Der Klassenkamerad spottete: "Ich habe den Osmanthuskuchen gegessen! Ich werde dir nichts davon geben!"
Gu Jiao reagierte mit einem leidenschaftslosen "Oh".
Frustration erfüllte den Klassenkameraden, der auf einen Wattebausch einschlug.
Danach schwieg jeder.
Aus der entgegengesetzten Richtung näherte sich eine ziemlich schicke Kutsche.
Voller Aufregung rief der Klassenkamerad: "Sieh mal! Das ist die Kutsche des Akademieleiters!"
"Welcher Akademieleiter?" fragte Gu Jiao.
"Der Leiter der Tianxiang-Akademie, natürlich! Die Akademie, für die Liulang in drei Tagen die Aufnahmeprüfung machen wird! Der Leiter stammt aus der Hauptstadt, gehört zu den vier besten Gelehrten und besitzt umfangreiches Wissen über alte und moderne Zeiten. Sein Prüfungsergebnis von vor zwanzig Jahren ist bis heute unübertroffen! Seine Anleitung ist ein Jahrzehnt des Studiums alter Texte wert! Wie großartig wäre es, sein Schüler zu sein! Aber ich habe gehört, dass der Schulleiter seit vielen Jahren keine Schüler mehr aufnimmt.
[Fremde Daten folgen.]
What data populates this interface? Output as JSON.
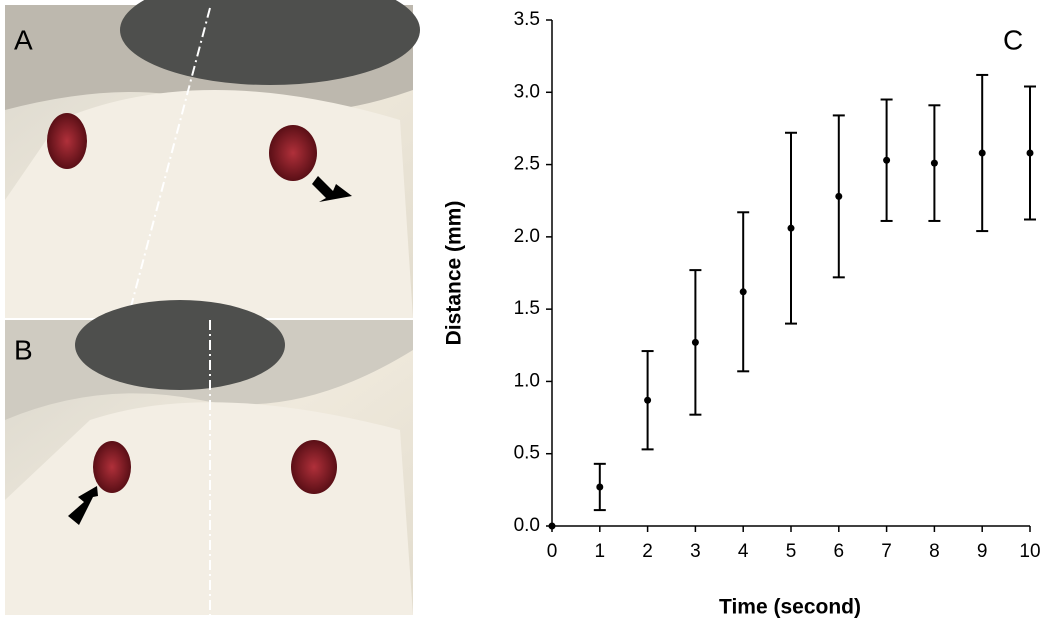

Ich bin seit einem halben Jahr in der Akademie und habe sein Gesicht noch nicht gesehen", plapperte der Klassenkamerad aufgeregt weiter, ohne zu merken, dass er sich mit jemandem unterhielt, den er verachtete.
In der Kutsche.
Der Akademieleiter trug sein formelles weißes Gewand und saß ruhig an der Seite, während ein alter Mann in schlichtem Stoff vor ihm saß.
Der alte Mann hatte einen Verband um den linken Arm, einen kleinen zerbrochenen Regenschirm auf seinem Schoß und auf unerklärliche Weise einen großen Fußabdruck auf seinem Gesicht.
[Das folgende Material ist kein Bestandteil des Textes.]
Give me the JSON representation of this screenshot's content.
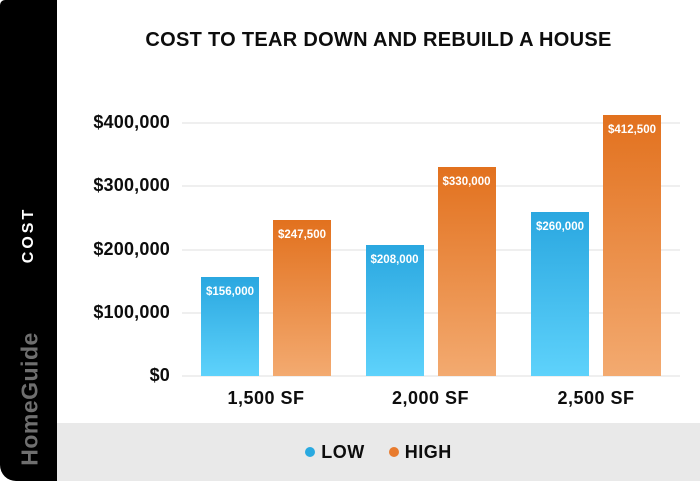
{
  "sidebar": {
    "cost_label": "COST",
    "brand": "HomeGuide"
  },
  "title": "COST TO TEAR DOWN AND REBUILD A HOUSE",
  "chart_data": {
    "type": "bar",
    "title": "COST TO TEAR DOWN AND REBUILD A HOUSE",
    "categories": [
      "1,500 SF",
      "2,000 SF",
      "2,500 SF"
    ],
    "series": [
      {
        "name": "LOW",
        "values": [
          156000,
          208000,
          260000
        ],
        "labels": [
          "$156,000",
          "$208,000",
          "$260,000"
        ],
        "color_top": "#2AA7E0",
        "color_bottom": "#5ED2FB",
        "dot_color": "#29A9E0"
      },
      {
        "name": "HIGH",
        "values": [
          247500,
          330000,
          412500
        ],
        "labels": [
          "$247,500",
          "$330,000",
          "$412,500"
        ],
        "color_top": "#E2711E",
        "color_bottom": "#F3AA70",
        "dot_color": "#E87B2E"
      }
    ],
    "xlabel": "",
    "ylabel": "COST",
    "ylim": [
      0,
      400000
    ],
    "ytick_step": 100000,
    "yticks": [
      "$0",
      "$100,000",
      "$200,000",
      "$300,000",
      "$400,000"
    ],
    "grid": true,
    "legend_position": "bottom"
  },
  "colors": {
    "sidebar_bg": "#000000",
    "brand_text": "#6F6F6F",
    "grid": "#EFEFEF",
    "legend_band_bg": "#E9E9E9",
    "text": "#0D0D0D",
    "bar_label_text": "#FFFFFF"
  }
}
Der Leiter war leicht verblüfft, verzichtete jedoch darauf, ihn danach zu fragen.
Er verbeugte sich respektvoll und fragte: "Warum haben Sie beschlossen, den Berg plötzlich zu verlassen? Warum haben Sie mich nicht früher informiert? Ich hätte dafür sorgen können, dass jemand Sie abholt."